Monday, September 12, 2011

Monday Poems: "Evolution" - by Sherman Alexie


Buffalo Bill opens a pawn shop on the reservation
right across the border from the liquor store
and he stays open 24 hours a day, 7 days a week

and the Indians come running in with jewelry
television sets, a VCR, a full-length beaded buckskin outfit
it took Inez Muse 12 years to finish.
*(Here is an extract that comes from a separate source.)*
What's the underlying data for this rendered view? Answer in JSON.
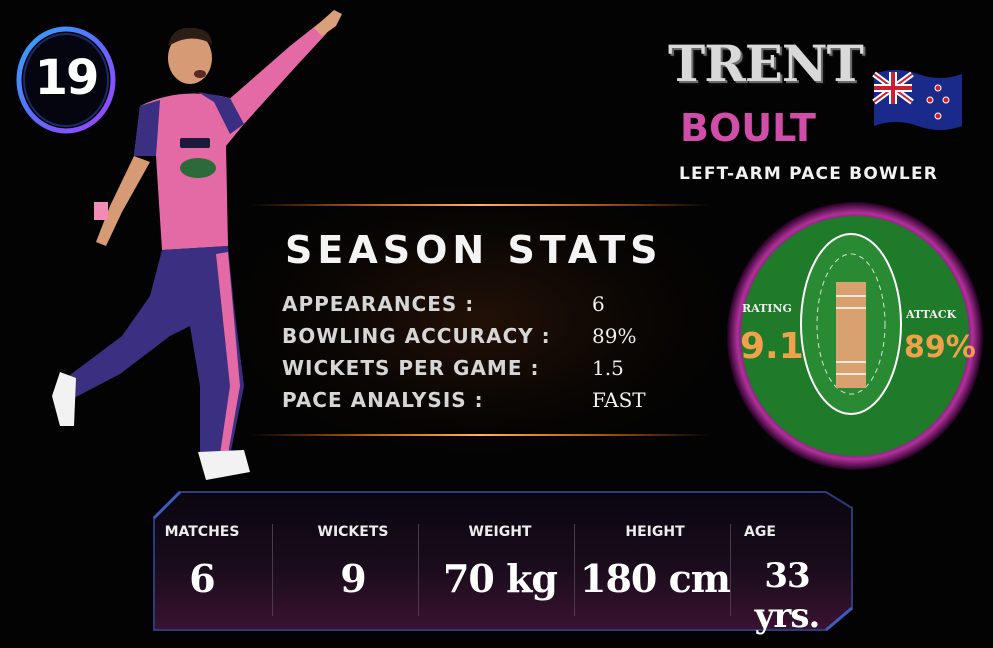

Buffalo Bill

takes everything the Indians have to offer, keeps it
all catalogued and filed in a storage room. The Indians
pawn their hands, saving the thumbs for last, they pawn

their skeletons, falling endlessly from the skin
and when the last Indian has pawned everything
but his heart, Buffalo Bill takes that for twenty bucks

closes up the pawn shop, paints a new sign over the old
calls his venture THE MUSEUM OF NATIVE AMERICAN CULTURES
charges the Indians five bucks a head to enter.

*     *     *     *     *

Sherman Alexie, Jr., is a Spokane/Coeur d’Alene Indian who grew up on the Spokane Indian Reservation in Wellpinit, WA. He is the author of 22 books, including two collections of poetry, I Would Steal Horses and The Business of Fancydancing, in which the poem “Evolution” appears, and the novels The Lone Ranger and Tonto Fistfight in Heaven, Ten Little Indians, and the The Absolutely True Diary of a Part-Time Indian, which won the 2007 National Book Award for Young People’s Literature. He lives with his family in Seattle, WA.